My Washington Examiner column this week is on TSA, the federal agency that’s its own reductio ad absurdum.
In the latest TSA atrocity, the agency forced a wheelchair-bound, 95-year-old leukemia patient to remove her adult diaper, for fear she might be wired to explode. “It’s something I couldn’t imagine happening on American soil,” her distraught daughter told the press: “Here is my mother, 95 years old, 105 pounds, barely able to stand, and then this.”
My God, what is she on about? Proper procedure was followed!
As I point out in the column:
in a classic case of “mission creep,” TSA is taking its show on the road and the rails.

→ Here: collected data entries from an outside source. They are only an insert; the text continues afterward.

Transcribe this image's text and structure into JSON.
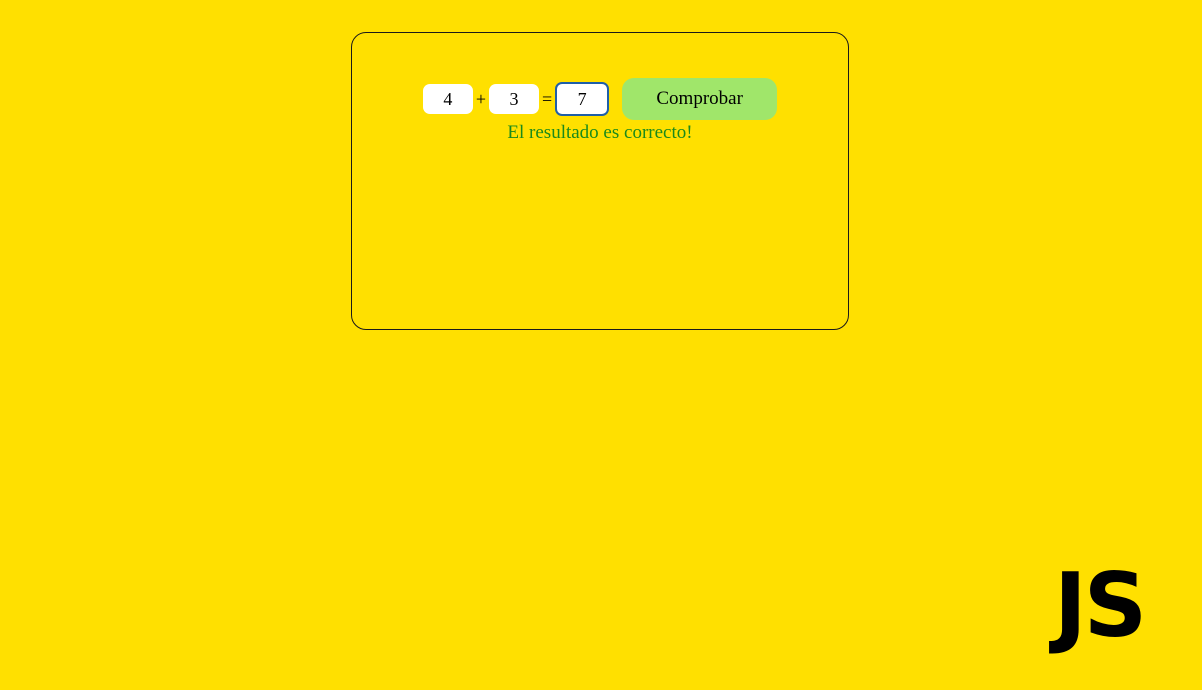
{
  "quiz": {
    "operand_a": "4",
    "operator": "+",
    "operand_b": "3",
    "equals": "=",
    "answer": "7",
    "check_label": "Comprobar",
    "result_message": "El resultado es correcto!"
  },
  "logo": {
    "text": "JS"
  },
  "colors": {
    "background": "#ffe000",
    "button": "#a0e66a",
    "success_text": "#1b8a1b",
    "focus_border": "#1f5fa8"
  }
}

Remember when, pushing his bullet-train boondoggle in the 2011 State of the Union, President Obama cracked that it would let you travel “without the pat-down”? Not funny—also, not true.
Earlier this year, Amtrak passengers in Savannah, Ga., stepped off into a TSA checkpoint. Though the travelers had already disembarked the train, agents made women lift their shirts to check for bra explosives. Two weeks ago, armed TSA and Homeland Security agents hit a bus depot in Des Moines, Iowa, to question passengers and demand their papers.
These raids are the work of TSA’s “Visible Intermodal Prevention and Response” (VIPR or “Viper”) teams—an acronym at once senseless and menacing, much like the agency itself.
All this is happening at a time when al Qaeda looks more harried, pathetic, and weaker than ever. But hey, you can never be too careful, right?